The students want Brown’s $6 billion endowment fund to exit any positions with as many as 10 companies such as Airbus, Volvo and Boeing and end the school’s alleged “complicity in the oppression of Palestinians.”
They are also demanding a comprehensive screening procedure for any future investments.
“The question of divestment has brought to the forefront strong and contrasting views, and the vote this fall will bring clarity to an issue of sustained interest to many members of our community,” said Brian Clark, a Brown University spokesperson. “We cannot speculate on the outcome.”
The Post has also reached out to Jane Dietze, Brown’s chief investment officer, who has presided over a 70% increase in the fund’s value since she took up her post in 2018.
The Brown Divest Coalition struck a deal with college bosses for a vote to be held this October in return for ending the months of pro-Hamas protests that engulfed the Rhode Island campus.
That agreement angered billionaire real estate mogul Barry Sternlicht who paused donations to his alma mater.
“If the vote fails, the students will blame the alumni and other pressure on the board,” Sternlicht told Bloomberg. “And if it succeeds, a great injustice will have been made.”
The Starwood Capital Group CEO, whose father fled Poland before the Holocaust, lambasted Brown president Christina Paxton for backing down, slamming the protesters as “ignorant.”
“It’s to set a chain reaction,” Arman Deendar, a spokesperson for the Brown divestment coalition, told Bloomberg. “Brown divesting, as a highly influential Ivy League private institution, would set a social precedent.”
Rhode Island’s 2016 anti-BDS (Boycott, Divestment and Sanctions) laws do not apply to private institutions such as Brown University.

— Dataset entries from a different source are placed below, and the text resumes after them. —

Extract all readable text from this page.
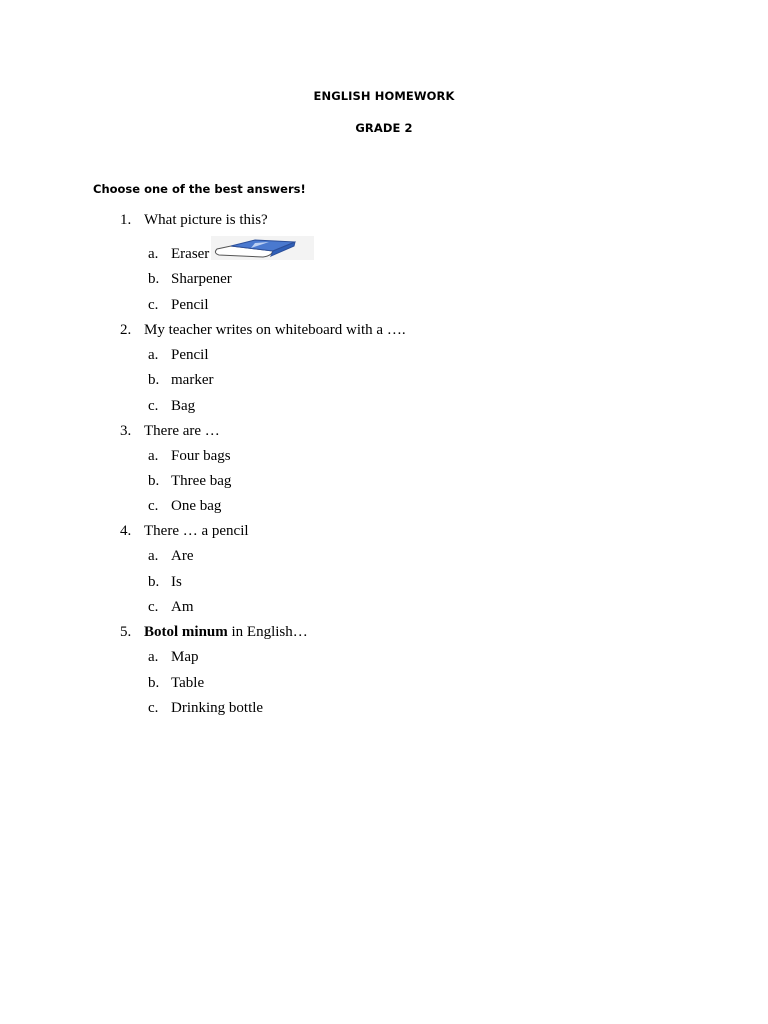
ENGLISH HOMEWORK
GRADE 2
Choose one of the best answers!
1. What picture is this?
a. Eraser
b. Sharpener
c. Pencil
2. My teacher writes on whiteboard with a ….
a. Pencil
b. marker
c. Bag
3. There are …
a. Four bags
b. Three bag
c. One bag
4. There … a pencil
a. Are
b. Is
c. Am
5. Botol minum in English…
a. Map
b. Table
c. Drinking bottle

Dietze revealed in an interview for the school’s website that only “4% of the endowment that is directly invested by Brown” with the rest being handled by third party managers such as hedge funds or private equity firms.
The anti-Israel protesters have argued that the Ivy League institution should copy its approach from the 1980s to the South African apartheid regime.
“Given today’s realities, it’s not possible to divest the way Brown did in South Africa,” she said.
“In the 1980s, endowments generally owned stocks directly, so if you wanted to sell your shares of, say, Coca-Cola to communicate a desire that Coca-Cola stop doing business in South Africa, that was a simple process.
“Endowments today overwhelmingly invest through external managers,” Dietze added.
The complexity of modern-day endowment investments mean that Brown cannot cash out of certain funds for a number of years.
The endowments are also a key source of financing for major colleges, helping to bankroll university programs or scholarships.
Protests have taken place since the October 7 massacre at other top colleges across America as pro-Palestinian activists try to pressure university leadership into cutting any ties with Israel.
UPenn president Liz Magill and Havard supremo Claudine Gay were forced to resign after a disastrous testimony to Congress in December after they declined to say whether calling for the genocide of Jews would breach school rules.
Columbia University President Minouche Shafik, a member of Britain’s unelected House of Lords, resigned nearly two weeks ago amid criticism of her handling of campus protests over Israel’s war in Gaza.
Shafik, who cited the toll the campus turmoil took on her family, has landed a job advising British Foreign Secretary David Lammy on international development.